あの時のシィは壁を作るのだけでせいいっぱいで、他のことを考える余裕なんてなかったんだけど、それじゃあダメだったんだ。バグの魔核をどうにかしなくちゃ、壁の中の人はみんなしんじゃうんだよ。
どうして、バグなんてこの世にあるのかな? この世界はきっと神様が作ったのに、神様でもバグはなおせないのかな?

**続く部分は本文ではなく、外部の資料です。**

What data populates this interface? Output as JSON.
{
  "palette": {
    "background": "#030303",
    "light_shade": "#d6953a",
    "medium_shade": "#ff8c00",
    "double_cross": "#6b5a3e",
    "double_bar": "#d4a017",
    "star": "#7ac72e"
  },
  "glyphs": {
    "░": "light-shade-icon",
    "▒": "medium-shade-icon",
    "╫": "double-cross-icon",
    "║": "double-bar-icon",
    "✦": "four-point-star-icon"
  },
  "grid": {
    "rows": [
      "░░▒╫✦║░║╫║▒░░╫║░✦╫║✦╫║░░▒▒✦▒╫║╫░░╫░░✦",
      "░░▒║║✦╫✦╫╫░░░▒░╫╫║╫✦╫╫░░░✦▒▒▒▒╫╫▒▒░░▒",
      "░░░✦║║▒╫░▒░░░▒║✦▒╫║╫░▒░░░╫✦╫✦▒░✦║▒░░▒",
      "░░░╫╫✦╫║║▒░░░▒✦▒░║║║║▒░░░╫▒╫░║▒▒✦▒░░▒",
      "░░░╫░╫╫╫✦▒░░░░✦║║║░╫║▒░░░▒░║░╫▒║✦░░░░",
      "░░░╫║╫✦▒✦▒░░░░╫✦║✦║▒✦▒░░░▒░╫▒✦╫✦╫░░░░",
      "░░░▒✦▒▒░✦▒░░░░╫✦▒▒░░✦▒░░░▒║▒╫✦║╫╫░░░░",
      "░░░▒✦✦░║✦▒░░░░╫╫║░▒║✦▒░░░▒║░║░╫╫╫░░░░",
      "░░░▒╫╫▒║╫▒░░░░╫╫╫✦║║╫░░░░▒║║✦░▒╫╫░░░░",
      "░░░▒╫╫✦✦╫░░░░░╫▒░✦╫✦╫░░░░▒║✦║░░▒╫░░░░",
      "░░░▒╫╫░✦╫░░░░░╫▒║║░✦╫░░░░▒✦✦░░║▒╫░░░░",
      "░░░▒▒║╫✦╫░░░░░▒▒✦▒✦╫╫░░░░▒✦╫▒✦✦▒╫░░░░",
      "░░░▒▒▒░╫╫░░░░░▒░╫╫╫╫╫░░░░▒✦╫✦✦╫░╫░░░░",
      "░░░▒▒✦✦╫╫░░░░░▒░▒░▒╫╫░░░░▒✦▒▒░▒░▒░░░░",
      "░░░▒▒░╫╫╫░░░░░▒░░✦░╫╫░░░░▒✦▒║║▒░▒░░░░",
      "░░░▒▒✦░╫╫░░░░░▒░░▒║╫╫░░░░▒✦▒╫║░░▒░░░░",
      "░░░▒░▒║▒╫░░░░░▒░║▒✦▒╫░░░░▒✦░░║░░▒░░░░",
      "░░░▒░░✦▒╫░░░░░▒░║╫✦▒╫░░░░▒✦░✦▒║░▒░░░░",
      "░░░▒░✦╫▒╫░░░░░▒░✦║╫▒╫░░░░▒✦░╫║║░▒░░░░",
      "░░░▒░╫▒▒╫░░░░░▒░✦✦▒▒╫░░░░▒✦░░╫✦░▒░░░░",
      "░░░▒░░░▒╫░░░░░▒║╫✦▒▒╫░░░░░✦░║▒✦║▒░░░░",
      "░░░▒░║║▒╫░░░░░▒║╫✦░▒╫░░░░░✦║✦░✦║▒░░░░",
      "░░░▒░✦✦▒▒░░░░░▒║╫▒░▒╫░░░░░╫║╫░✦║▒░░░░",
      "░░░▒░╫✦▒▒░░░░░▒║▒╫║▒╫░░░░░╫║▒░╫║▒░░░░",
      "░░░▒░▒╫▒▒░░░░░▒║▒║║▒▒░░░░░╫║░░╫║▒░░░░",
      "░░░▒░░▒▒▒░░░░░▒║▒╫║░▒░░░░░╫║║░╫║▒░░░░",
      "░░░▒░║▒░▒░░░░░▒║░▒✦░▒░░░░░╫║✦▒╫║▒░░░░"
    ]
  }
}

おにーちゃんに聞いたら「神様でもバグをなくすのは不可能だろうね」って笑いながら言ってたよ。おにーちゃんの知り合いにバグをとる名人がいたんだって。
その人に教えてもらえば、シィも上手にバグがなおせるようになるかな?
//----
あの後いっぱい考えて、おにーちゃんともお話した後、ブライおじさん達と会ったんだ。私が壁の中に閉じ込めた人たちに会いたいってお願いしたんだ。
おにーちゃんが色々と説明してくれていたから、怒ってるわけじゃないみたいだけど、やっぱりちゃんと自分で謝らないとダメだって思ったんだよ。
ブライおじさんのお店に行くまで、おにーちゃんがついてきてくれたけど、謝るのは自分でやるからって外で待ってもらってる。
「やぁ、シィちゃん。久しぶりだね」
ブライおじさんはいつも通りの笑顔だった。閉じ込めてしまった人達とお話したい、という風に話したけど、まずはブライさんと一対一でお話するみたい。
ブライおじさんとは、壁から王都へ帰ってきて以来だ。
「お、おひさしぶり、です」
謝る場だから慣れない敬語を使ってみたけど、やっぱり声が震えてる。
「おやおや、シィちゃんどうしたんだい? そんなに固くならなくていいよ。普段通りの言葉でしゃべってごらん」
「う……うん。ごめんね、シィ、『けいご』ができないから……」
「ははは、君くらいの子供が気にすることじゃないな。それよりも今日はなんのご用件かな? あの騒ぎの関係者を集めてほしいということだったが」
「う、うん。あの、その、あのね。あの壁を作ったのがシィだったって、ブライおじさんはしってる、よね?」
「ああ、一応ね。さすがに具体的な内容は緘口令……つまり、しゃべらないように秘密にしているが、壁の中にいたものたちには伝えてある」
「それで、閉じ込めちゃった事をあやまりたくって……」
謝らなくちゃいけないのに、声がどんどんしぼんでいっちゃう。勇気がでてこない。おにーちゃんも時々こういうふうになってるけど、やっぱり人と話すのって勇気が必要だよね。シィはずっと一人ぼっちだったから、あんまり会話に慣れてないんだ。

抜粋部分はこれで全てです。